On August 28th, the 19th Frost & Sullivan Global Growth, Innovation and Leadership Summit and the 4th New Investment Conference (hereinafter referred to as '2025 Frost & Sullivan New Investment Conference') AI Evolution Theory - Physical World Intelligent Systems Sub-forum, hosted by Frost & Sullivan, a globally leading growth consulting firm (Frost & Sullivan, abbreviated as 'Frost & Sullivan'), was held in Shanghai.
At this forum, Wang Fei, Executive Director of SenseTime's Jet Scan, shared a keynote speech titled "Jet Scan's World Model for Insight - Spatial Intelligence and Data Generation to Assist in Autonomous Driving".

Wang Fei, Chief Executive Officer of Shangtang Jueying
The following are the key points of Wang Fei's speech:
World Model - Absolence "Enlightenment"
The World Model is a generative AI model that understands the dynamics of physical and spatial attributes in the real world, representing 'different projections of a world'.
The World Model of Shang Tang aims to understand how to construct the real world, drive spatial intelligent interaction, and achieve real-time interaction in virtual worlds. By learning physical laws such as time and space from massive data, it generates a 4D real world that is consistent in space and time and highly realistic.

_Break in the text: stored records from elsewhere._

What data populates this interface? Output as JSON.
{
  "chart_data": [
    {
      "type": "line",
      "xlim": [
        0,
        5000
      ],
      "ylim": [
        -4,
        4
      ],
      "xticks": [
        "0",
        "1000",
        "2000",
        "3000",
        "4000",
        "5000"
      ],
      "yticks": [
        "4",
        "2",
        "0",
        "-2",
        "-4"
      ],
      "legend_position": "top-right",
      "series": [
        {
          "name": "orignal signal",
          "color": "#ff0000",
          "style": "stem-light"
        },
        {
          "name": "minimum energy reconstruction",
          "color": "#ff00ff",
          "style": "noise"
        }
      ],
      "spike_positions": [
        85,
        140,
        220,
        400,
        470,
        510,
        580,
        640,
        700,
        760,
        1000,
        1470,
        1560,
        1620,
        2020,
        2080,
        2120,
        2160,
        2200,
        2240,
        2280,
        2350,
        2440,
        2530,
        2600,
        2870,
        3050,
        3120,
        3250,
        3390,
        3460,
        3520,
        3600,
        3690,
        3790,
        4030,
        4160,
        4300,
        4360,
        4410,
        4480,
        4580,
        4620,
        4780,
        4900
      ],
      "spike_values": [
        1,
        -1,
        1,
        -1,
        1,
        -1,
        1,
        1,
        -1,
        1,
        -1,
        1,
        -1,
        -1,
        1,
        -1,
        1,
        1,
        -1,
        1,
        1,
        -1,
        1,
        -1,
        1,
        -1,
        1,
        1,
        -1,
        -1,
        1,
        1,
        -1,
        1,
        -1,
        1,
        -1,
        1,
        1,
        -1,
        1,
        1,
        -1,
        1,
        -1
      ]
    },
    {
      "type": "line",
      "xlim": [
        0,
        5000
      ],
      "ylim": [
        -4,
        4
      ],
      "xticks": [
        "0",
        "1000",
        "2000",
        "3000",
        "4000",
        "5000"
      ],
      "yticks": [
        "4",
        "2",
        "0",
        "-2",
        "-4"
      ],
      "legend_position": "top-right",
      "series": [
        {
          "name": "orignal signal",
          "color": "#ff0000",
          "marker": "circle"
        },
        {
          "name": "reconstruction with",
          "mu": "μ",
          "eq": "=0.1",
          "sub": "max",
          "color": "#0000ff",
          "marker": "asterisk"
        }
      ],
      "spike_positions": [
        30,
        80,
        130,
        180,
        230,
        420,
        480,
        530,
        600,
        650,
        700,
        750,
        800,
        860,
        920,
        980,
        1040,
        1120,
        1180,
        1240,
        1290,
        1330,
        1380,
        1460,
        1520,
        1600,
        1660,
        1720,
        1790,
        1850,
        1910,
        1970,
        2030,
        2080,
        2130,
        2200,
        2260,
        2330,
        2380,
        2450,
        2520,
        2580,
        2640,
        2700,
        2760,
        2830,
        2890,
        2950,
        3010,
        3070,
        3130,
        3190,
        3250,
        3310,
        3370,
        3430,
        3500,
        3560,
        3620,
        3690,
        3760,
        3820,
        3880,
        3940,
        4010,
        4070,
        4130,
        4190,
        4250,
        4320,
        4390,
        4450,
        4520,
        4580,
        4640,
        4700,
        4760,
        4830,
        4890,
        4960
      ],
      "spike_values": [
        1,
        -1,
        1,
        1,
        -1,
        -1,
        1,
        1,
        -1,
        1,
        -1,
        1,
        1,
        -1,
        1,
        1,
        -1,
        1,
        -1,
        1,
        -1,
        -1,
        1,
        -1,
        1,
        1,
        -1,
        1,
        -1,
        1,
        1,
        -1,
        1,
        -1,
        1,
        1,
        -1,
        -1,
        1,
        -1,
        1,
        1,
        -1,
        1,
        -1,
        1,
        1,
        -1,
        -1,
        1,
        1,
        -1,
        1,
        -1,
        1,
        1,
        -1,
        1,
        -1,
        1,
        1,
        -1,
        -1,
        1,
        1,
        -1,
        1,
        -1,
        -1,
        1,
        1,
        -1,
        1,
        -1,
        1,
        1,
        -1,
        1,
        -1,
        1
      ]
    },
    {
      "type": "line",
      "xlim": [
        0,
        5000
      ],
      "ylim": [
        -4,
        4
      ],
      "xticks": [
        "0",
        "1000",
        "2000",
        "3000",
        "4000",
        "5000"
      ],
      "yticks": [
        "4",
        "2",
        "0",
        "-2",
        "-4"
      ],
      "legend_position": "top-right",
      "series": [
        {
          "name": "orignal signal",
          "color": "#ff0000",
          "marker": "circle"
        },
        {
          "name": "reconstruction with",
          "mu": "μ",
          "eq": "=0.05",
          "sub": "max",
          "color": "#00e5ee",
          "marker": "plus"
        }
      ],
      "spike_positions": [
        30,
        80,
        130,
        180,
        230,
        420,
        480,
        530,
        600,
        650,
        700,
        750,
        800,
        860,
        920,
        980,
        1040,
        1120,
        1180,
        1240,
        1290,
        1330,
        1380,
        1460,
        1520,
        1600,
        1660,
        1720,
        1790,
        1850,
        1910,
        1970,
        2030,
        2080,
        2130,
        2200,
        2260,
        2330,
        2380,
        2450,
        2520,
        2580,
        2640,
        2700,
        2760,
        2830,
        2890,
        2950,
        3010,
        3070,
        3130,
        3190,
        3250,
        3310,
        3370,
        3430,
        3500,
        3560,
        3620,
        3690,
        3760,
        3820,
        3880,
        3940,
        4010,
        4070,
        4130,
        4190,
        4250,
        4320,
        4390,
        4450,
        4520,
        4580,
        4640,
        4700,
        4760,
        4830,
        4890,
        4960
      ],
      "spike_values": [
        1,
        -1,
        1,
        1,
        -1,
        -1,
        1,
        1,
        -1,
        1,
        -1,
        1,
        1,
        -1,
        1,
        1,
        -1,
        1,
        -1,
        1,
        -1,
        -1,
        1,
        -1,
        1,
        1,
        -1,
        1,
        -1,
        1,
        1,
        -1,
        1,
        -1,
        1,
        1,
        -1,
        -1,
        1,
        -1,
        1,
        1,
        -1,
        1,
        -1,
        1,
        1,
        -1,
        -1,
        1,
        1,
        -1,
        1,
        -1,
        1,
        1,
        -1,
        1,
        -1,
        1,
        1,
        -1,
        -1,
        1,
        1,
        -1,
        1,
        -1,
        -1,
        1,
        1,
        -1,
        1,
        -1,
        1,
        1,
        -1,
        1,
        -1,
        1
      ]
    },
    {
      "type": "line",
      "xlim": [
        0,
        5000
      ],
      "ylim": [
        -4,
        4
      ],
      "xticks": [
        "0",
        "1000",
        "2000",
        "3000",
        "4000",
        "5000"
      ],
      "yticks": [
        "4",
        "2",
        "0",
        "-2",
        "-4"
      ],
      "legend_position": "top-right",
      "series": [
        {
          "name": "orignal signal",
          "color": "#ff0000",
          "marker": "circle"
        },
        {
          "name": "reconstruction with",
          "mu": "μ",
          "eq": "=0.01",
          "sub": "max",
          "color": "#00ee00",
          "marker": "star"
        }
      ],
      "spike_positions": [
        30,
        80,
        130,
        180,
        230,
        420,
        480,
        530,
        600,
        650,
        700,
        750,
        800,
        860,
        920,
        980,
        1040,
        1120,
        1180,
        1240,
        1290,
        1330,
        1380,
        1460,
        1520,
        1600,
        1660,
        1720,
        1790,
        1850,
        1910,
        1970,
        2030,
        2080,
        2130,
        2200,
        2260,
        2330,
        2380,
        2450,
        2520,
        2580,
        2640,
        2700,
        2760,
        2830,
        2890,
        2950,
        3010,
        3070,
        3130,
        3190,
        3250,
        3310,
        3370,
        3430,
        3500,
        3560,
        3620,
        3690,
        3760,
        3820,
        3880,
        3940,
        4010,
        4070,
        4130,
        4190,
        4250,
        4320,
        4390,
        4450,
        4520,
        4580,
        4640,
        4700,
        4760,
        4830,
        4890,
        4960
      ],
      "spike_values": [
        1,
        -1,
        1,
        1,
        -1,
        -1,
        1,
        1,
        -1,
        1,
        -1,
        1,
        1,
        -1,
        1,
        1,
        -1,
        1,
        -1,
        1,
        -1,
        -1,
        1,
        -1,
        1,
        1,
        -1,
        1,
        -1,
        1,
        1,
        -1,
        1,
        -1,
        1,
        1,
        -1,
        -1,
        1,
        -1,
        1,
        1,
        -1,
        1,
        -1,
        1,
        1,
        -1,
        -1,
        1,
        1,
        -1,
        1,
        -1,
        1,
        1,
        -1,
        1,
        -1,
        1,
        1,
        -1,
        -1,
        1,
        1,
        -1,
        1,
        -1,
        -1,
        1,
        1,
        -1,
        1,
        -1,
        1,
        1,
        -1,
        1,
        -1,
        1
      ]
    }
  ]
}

Promote interactive innovation between virtual and real worlds
Wang Fei introduced that 'Jueying Kaiwu' possesses powerful controllable scene generation capabilities, capable of generating diverse virtual scenes on demand and flexibly editing real-world elements. It supports the free combination and coupling of multiple elements, especially excelling in constructing and arbitrarily editing long-tail scenes that are difficult to collect. In terms of spatial world interaction, the model supports algorithm entities to autonomously interact within the world engine, achieving highly realistic closed-loop simulation. 'Jueying Kaiwu' supports super-large-scale 4D spatial reconstruction capabilities, capable of achieving high-precision digital reproduction of real-world environments within a range of up to 1 square kilometer, providing richer and more realistic perspective data for vehicle models. At the same time, the system supports customizing foreground traffic participants and their interaction behaviors, quickly constructing complex and diverse simulation scenarios covering long-tail risks, and ensuring that the entire simulation process has 1:1 real-time interactive performance, meeting the stringent requirements of closed-loop simulation for real-time performance, significantly enhancing the credibility and practical value of test results.
Wang Fei pointed out that 'Jueying Kaiwu' is the industry's first generative world model product platform, currently available for trial use simultaneously to B2B and B2C users. The platform supports highly flexible scenario customization, capable of generating multiple perspectives, weather conditions, and road types. Users can freely edit and generalize diverse scenario elements; it is simple and easy to use, with one-click generation of diverse scenarios based on prompts alone. Relying on the powerful 4D spatial free interaction capabilities of the 'Kaiwu' world model, the platform has achieved large-scale data generation for mass production and high-precision reproduction of complex scenarios, constructing a virtual training field that supports 4D real-time interaction, providing an efficient and reliable closed-loop simulation and testing environment for fields such as autonomous driving.
Major breakthrough in driving assisted driving: evolving towards "general intelligence agents"
Wang Fei pointed out that world models are driving three key breakthroughs in assisted driving technology. Firstly, by generating infinite-scale long-tail scenarios, the dependence on real-world data is significantly reduced, reducing the demand for real corner case data by two orders of magnitude. Secondly, in simulation environments, the system verifies that technical safety boundaries are fully explored across diverse scenarios, providing perceptible deterministic safety guarantees. Thirdly, the system achieves autonomous evolution, driving performance surpasses human levels, and the collision rate is reduced by an order of magnitude compared to manual driving. The imitation learning based on world models effectively aligns with human driving strategies, and the reinforcement learning process is also fully enhanced in virtual environments, greatly expanding the exploration capabilities for complex scenarios and safety limits. The system has also constructed an 'augmented reality' 4D real-world data paradigm, establishing new standards for model training and evaluation.
World models not only drive leapfrog progress in assisted driving technology but also continuously empower embodied intelligence development, accelerating the evolution of systems from specialized functional entities to 'general intelligence entities'. This progress marks the official entry of intelligent driving into a new paradigm phase centered on 'perception-reasoning-evolution'.